Сжимая в руке динамитную шашку, Борис полулежал, прислонившись спиной к стволу, рядом с Завадским, который по-прежнему глядел вверх, словно пытаясь сквозь ветки рассмотреть невидимое небо…
Когда фигуры в пятнистых комбинезонах подобрались поближе, он чиркнул колесиком зажигалки.
Глава 5
Павел, прихрамывая, брел по пустынной улице. Одинокая его фигура была видна издалека, хоть он и старался держаться под стенами домов, подальше от любопытных взглядов. В разномастной вокзальной толпе его грязная штормовка и разбитые сапоги не слишком бросались в глаза, но там он мог в любую минуту нарваться на проверку документов, а вот это уж было совсем ни к чему. Голова у него кружилась от голода и усталости. Самое смешное, что денег у него хватало, но Павел боялся зайти в кафе или магазин, появиться на людях. Ему казалось, что все на него оборачиваются, и в их любопытных взглядах ему мерещился вопрос: почему он молчит? Почему ничего не предпринимает?
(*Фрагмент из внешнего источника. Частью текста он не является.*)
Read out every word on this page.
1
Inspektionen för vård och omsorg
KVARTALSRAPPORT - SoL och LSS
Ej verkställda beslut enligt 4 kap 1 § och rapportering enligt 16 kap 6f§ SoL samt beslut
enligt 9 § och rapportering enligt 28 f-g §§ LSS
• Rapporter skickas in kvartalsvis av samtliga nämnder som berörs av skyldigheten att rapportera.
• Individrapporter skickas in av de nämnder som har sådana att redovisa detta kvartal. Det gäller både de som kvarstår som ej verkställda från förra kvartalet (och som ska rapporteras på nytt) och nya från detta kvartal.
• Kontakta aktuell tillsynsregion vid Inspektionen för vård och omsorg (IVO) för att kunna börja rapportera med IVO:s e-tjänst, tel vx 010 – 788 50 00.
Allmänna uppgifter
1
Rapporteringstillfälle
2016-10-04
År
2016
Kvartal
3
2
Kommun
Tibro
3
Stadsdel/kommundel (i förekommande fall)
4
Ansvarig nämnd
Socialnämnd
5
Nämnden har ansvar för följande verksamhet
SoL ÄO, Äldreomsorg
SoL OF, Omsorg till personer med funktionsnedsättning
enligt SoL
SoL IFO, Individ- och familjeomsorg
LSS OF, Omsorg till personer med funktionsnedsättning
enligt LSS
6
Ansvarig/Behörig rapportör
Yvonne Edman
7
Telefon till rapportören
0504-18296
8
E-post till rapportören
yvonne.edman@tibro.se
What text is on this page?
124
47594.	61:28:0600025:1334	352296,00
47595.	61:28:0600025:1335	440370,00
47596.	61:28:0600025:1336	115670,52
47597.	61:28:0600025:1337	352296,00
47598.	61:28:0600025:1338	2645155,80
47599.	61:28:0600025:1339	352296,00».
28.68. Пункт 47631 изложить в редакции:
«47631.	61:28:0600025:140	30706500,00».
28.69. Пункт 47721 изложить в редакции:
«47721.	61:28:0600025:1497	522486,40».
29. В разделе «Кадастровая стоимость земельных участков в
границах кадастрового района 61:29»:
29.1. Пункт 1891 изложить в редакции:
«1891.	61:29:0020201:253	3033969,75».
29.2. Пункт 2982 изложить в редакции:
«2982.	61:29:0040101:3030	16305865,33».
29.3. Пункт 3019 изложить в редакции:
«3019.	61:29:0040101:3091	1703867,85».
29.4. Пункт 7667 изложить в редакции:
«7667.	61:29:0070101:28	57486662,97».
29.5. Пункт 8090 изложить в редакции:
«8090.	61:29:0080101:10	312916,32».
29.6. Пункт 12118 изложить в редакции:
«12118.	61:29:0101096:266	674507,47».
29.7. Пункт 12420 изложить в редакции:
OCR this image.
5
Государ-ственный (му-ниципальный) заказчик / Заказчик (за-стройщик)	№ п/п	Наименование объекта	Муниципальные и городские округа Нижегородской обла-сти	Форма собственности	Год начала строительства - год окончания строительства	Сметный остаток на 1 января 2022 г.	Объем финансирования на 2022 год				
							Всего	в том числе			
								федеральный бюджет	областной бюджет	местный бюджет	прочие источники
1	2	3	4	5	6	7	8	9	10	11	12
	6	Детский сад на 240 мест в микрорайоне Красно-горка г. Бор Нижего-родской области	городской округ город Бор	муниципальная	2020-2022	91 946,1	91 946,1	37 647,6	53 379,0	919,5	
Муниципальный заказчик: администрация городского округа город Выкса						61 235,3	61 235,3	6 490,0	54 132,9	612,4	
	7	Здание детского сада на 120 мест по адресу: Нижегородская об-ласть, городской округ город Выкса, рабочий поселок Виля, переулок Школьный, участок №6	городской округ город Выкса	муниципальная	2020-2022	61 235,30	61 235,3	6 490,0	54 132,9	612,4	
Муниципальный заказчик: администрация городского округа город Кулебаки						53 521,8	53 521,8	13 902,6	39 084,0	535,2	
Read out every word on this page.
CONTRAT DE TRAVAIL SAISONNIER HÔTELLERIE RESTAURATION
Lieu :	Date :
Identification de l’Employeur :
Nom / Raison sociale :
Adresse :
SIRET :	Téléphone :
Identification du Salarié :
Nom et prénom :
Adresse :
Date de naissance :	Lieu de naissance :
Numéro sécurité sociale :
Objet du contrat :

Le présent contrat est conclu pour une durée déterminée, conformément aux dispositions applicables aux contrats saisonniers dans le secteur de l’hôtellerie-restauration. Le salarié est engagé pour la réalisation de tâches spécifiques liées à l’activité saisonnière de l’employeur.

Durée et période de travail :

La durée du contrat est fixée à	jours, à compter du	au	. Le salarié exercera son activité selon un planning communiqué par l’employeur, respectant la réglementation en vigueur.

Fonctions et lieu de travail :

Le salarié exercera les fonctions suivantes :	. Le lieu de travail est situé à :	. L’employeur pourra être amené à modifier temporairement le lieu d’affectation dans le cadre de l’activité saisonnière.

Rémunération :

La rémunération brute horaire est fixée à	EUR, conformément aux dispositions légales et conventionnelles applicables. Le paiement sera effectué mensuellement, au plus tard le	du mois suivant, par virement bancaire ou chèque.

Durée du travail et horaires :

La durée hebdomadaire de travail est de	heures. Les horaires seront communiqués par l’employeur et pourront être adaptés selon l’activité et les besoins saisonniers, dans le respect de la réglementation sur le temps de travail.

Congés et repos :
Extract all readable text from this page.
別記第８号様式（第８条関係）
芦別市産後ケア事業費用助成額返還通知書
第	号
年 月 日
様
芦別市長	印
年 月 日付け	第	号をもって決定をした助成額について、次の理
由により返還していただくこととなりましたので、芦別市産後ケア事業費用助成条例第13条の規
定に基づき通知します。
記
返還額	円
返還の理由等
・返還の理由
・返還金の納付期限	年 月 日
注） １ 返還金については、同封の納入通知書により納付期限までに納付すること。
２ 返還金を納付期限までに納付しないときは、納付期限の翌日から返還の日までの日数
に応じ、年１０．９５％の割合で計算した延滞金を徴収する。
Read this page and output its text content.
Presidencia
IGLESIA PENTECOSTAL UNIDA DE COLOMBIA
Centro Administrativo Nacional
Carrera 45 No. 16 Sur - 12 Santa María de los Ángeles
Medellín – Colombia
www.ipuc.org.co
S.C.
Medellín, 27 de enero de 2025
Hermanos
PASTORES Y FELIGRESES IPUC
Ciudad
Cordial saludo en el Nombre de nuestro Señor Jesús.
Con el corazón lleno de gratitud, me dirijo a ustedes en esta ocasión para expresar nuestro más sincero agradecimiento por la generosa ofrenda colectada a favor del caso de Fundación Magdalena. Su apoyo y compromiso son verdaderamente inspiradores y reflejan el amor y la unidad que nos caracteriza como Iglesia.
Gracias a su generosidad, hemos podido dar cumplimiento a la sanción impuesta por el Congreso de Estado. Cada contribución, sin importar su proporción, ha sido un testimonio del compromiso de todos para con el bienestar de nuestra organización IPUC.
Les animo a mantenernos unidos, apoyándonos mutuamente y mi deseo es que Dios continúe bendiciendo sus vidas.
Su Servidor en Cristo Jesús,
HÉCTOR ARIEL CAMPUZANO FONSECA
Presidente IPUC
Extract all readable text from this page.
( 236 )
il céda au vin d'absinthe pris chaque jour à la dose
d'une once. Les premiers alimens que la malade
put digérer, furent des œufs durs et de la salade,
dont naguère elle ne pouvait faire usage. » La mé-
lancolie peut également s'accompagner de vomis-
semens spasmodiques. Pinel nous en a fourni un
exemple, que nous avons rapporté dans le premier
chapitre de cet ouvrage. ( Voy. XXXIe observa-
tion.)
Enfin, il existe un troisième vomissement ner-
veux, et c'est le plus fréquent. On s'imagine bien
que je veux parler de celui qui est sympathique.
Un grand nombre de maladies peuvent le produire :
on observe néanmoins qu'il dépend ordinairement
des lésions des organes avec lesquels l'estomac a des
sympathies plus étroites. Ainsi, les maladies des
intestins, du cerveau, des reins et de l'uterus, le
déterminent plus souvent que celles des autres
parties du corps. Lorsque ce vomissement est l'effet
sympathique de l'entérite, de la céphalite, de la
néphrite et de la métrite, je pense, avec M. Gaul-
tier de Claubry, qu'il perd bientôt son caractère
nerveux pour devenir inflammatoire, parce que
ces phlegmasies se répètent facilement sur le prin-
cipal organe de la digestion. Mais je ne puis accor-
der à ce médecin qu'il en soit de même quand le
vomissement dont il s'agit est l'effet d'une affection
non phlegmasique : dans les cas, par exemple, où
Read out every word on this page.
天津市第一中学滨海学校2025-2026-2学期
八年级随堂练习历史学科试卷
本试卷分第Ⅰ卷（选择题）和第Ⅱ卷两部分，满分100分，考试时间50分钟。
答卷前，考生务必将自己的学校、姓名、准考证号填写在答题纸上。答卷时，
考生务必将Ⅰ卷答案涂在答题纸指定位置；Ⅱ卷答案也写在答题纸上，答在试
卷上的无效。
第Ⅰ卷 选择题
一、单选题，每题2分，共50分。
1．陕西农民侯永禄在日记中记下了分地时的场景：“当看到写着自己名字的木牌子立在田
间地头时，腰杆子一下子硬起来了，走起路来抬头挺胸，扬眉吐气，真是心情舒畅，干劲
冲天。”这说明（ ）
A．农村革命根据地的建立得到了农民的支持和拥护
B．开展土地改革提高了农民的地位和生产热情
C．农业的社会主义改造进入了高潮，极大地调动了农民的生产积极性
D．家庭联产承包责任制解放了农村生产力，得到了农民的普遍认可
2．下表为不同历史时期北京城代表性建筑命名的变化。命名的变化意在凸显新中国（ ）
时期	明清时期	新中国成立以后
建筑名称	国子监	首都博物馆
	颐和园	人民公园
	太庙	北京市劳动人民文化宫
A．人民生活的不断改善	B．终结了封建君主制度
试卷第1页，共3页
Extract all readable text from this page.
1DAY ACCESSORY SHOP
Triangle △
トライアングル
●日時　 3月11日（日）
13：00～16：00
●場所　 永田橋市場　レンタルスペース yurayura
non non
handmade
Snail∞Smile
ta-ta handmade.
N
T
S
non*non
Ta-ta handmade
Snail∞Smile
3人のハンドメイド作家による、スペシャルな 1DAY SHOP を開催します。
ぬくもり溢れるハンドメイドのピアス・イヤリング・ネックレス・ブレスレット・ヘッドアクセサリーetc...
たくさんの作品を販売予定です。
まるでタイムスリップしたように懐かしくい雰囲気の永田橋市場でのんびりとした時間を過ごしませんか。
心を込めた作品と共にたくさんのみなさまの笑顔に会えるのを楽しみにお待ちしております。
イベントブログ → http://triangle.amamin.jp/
На самом деле он просто не представлял себе, что предпринять. Пойти в какую-нибудь редакцию? Тогда все вернется к тому, с чего и начиналось, — к журналистскому расследованию. Кроме микрофильма, который, в принципе, можно и подделать, у него никаких доказательств нет. Завадский мертв. Регина мертва. Борис мертв. Он недоуменно покачал головой. Еще две недели назад он о них и понятия не имел, а теперь вот как все обернулось.
Но у Павла оставалось еще одно обязательство, и его надлежало выполнить в первую очередь.
Он остановился у стеклянного колпака телефона-автомата, который присмотрел заранее; оглянулся, убедившись, что на улице никого нет, и набрал номер Лизы.
Он насчитал восемь длинных гудков, прежде чем бросить трубку. Потом поспешно отступил, заняв заранее приготовленную позицию за каким- то рекламным щитом поблизости от автобусной остановки, и стал ждать.
Ждать ему пришлось недолго. Автомобиль вырвался из-за угла и с визгом притормозил перед телефоном-автоматом. Дверцы хлопнули одновременно, и шестеро очень похожих друг на друга пассажиров деловитой рысцой рассыпались по улице. Павел пожал плечами и неторопливо поднялся по ступенькам подошедшего автобуса, на стекле которого была укреплена табличка с надписью «Беляево».